So much gore with the wind
Woe. Just look at that crotch potato. Scratching away obscenely, he grins that an abducted woman should pleasure him for a couple of nights more. Snore. Potato’s big brother, who displays Dracula teeth, assents, “Sure, sure.” Get set, then, for sadistic violence galore.
What a splash of gore! Rowdy Rathore, directed by dance machine Prabhu Deva and produced by romanticist Sanjay Leela Bhansali, is a head-crusher, ear-basher, in sum a helzapoppin’ yawntertainer. Adapted from the Telugu hit Vikramarkudu, the outcome is also a Don-plus Kallicharan (double-role business) and Dabbang (peacocksure cop taking on rustic varmints), rolled into one lengthy exercise to present Akshay Kumar as a petty thief-cum-moustache-twirling cop. Biff pow bang, ho-haw-hum. Truly, you are well advised to leave your brains as well as body at home. Sense, logic, clean entertainment are conspicuous by their absence.
Throughout the attempt is to cater to the lowest-common-denominator. In that aim, Prabhu Deva may well achieve a cushy cash-earner. But sorry, as in the case of his earlier slambang saucefest Wanted, he is as far away from a quality product as Planet Earth is from Venus and Mars. The values espoused are patently regressive, to the extent of depicting crime on the streets as a cute vocation. Cellphones are snatched, plump housewives are burgled, and even religious deities are offered a share of the loot. Hoot!
Evidently, the budget is uber-extravagant. In fact, different cities serve as quickie backdrops for a single song-`n’-dance’s antaras. And there are more daredevil stunts than you’d find in a vintage Dharmendra or Amitabh Bachchan flick. So what! So, plenty. How about narrating a plausible story simultaneously? Er, and how about some appropriate casting? Akshay Kumar, at 44, can’t play thirtyish. The heroine is so mismatched that it’s surprising that she doesn’t call her screenmate, “Uncle!” Problem: if investors and the audiences – who’re quite generous with suspending their sense of disbelief – don’t mind, who’re you? It’s only the initial week’s ticket window collections that count.
Till that ideology persists, watch the Mumbai backalley conman (Akshay Kumar) in action — till brakes are applied by a poppet visiting from Patna (Sonakshi Sinha). Our Backalley Badshah taps his forehead to ogle at her in rewind, shows off a magic drumbeat which attracts all girls to rock and roll rightaway, and paws Ms Patna’s errogenous zone: her hips evidently sculpted on a diet of potato chips. Miracle on the way: Backalley Badshah promises to reform. So, she swoons as if she’d just smelt chloroform. Next, out pops a sweet little girl from an antique chest of drawers. Baap re baap, she calls Backalley Badshah, “Daddy!” And everyone in the vicinity goes cross-eyed. Where did this moppet materialise from? Odd, very odd.

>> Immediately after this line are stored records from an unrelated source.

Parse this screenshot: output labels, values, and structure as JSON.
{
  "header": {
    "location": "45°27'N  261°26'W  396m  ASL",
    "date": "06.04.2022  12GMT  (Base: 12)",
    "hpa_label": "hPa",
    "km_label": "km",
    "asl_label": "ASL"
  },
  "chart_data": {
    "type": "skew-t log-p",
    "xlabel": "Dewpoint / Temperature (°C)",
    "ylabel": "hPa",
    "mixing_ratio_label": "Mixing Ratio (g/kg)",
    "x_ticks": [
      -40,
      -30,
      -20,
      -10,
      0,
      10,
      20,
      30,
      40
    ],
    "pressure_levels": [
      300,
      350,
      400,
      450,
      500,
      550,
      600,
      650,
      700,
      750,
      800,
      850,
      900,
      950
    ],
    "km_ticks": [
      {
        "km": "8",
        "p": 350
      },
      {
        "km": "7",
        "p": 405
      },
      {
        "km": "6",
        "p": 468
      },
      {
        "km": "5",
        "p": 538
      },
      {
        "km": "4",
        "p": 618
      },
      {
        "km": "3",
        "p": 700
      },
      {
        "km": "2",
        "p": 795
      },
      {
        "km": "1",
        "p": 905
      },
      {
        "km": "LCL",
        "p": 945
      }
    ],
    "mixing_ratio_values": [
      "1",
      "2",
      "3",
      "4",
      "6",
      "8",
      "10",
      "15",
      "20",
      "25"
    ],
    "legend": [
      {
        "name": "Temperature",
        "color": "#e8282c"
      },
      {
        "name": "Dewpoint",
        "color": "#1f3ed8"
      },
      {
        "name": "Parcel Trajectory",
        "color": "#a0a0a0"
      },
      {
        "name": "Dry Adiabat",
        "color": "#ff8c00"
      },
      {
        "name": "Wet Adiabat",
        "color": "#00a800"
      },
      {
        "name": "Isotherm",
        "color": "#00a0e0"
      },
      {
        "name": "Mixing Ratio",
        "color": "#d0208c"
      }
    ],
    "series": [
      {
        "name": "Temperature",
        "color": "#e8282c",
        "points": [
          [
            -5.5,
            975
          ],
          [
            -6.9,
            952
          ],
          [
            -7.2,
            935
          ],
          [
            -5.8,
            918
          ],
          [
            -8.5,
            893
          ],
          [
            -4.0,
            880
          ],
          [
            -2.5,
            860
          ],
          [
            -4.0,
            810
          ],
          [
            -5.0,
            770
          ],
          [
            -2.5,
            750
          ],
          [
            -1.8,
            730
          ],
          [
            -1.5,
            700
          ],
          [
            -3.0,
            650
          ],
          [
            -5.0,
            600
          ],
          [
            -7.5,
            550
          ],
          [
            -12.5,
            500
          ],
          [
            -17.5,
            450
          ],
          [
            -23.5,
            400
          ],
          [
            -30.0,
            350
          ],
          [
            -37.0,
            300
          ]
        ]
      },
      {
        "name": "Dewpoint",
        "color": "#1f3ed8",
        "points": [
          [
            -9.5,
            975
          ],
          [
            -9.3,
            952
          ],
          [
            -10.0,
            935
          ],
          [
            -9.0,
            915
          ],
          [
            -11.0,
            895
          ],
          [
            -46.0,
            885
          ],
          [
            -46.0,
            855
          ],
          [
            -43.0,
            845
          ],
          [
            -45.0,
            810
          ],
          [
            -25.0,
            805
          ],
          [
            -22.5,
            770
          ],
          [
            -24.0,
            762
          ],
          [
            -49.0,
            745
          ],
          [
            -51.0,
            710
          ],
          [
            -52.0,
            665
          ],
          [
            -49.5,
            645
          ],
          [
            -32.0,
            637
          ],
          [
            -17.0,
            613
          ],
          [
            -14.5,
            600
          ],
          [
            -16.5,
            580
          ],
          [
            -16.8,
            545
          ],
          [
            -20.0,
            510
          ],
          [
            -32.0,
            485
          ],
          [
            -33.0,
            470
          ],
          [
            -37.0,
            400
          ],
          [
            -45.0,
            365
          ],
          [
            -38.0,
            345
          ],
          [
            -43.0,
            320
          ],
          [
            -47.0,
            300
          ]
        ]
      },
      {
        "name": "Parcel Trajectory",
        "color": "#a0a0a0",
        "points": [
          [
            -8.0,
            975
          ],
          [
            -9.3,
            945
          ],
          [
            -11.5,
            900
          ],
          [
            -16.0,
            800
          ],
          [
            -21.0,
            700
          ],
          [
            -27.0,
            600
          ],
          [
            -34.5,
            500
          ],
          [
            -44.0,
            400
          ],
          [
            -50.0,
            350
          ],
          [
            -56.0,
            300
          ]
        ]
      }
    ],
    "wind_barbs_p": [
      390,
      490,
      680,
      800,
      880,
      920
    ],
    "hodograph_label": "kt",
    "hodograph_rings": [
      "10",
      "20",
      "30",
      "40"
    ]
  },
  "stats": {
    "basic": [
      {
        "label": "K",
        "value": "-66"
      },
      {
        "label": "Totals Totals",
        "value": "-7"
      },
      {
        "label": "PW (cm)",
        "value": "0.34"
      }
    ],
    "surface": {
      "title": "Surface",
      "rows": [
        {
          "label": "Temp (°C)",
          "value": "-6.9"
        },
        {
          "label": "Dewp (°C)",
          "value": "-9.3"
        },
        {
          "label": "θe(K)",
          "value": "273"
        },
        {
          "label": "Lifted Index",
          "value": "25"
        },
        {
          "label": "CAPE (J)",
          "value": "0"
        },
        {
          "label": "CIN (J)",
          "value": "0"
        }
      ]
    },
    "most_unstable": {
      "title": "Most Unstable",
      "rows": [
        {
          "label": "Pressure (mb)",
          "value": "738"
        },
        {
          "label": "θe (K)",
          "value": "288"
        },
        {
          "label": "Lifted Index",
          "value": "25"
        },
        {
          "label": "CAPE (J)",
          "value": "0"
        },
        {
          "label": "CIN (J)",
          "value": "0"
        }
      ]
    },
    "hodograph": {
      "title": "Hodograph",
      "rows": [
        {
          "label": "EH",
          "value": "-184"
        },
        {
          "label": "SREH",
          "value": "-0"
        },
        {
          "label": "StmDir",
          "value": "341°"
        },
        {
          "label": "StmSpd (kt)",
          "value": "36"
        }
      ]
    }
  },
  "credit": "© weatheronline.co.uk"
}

Squawk. Prabhu Deva is no fan of Hitchcock. No suspense. Briskly, it is revealed that Moppet is actually the daughter of Backalley’s replica (Akshay Kumar: Part 2). That’s an uptight police officer, who sports an identical moustache (save for a tiny curl), same voice and same smile as the Backalley Badshah. Indeed, they could well be brothers a la Ram aur Shyam. Banish the thought. The screenplay now shifts bag and baggage to a deathly place called Devgarh. The look-alike heroes must instantly restore peace in the land, which essentially means exterminating Dracula, Brother Crotch, a maniacal hit-man, a thousand hoodlums, besides tackling a corrupt minister (are there any other kind in the movies?) – not to forget a stern commisioner who delivers a sermon about how lawman must live with fear. Oh dear. To that, Uptight Cop twirls his moustache some more. Moochh ado about nothing really.
Sigh. There are more chip-chop, frantically edited reels to endure. On surviving the ordeal you stagger out, grateful that the world is still spinning on its axis. Admittedly, the crowd scenes in the rugged, boulder-strewn ruralscape are marvellously handled. Also on the upside, an item number performed by little-known faces is robustly choreorgaphed and fluidly photographed by Santosh Thundiyil.
On the music front, Sandeep Chowtha’s background music is achingly loud. Sajid-Wajid’s songs are blared as if you were hard of hearing. The dialogue strives to be melodramatic or is restricted to yaarghs, yelps and yowls.
Performance-wise, Yashpal Sharma as a long-suffering cop is convincing. Sonakshi Sinha is majorly spunky but almost disappears like Aladdin’t genie in the second-half. She is sorely missed till she reappears for the finale’s hi-jinks. In the twin role, Akshay Kumar frequently shot in mammoth close-ups, is likeable as the Uptight Cop. In the comic portions, any more said the worse.
Bottomwhine: Rowdy Rathore leaves you exhausted, as if you’d come out of a war zone. Recuperate in peace.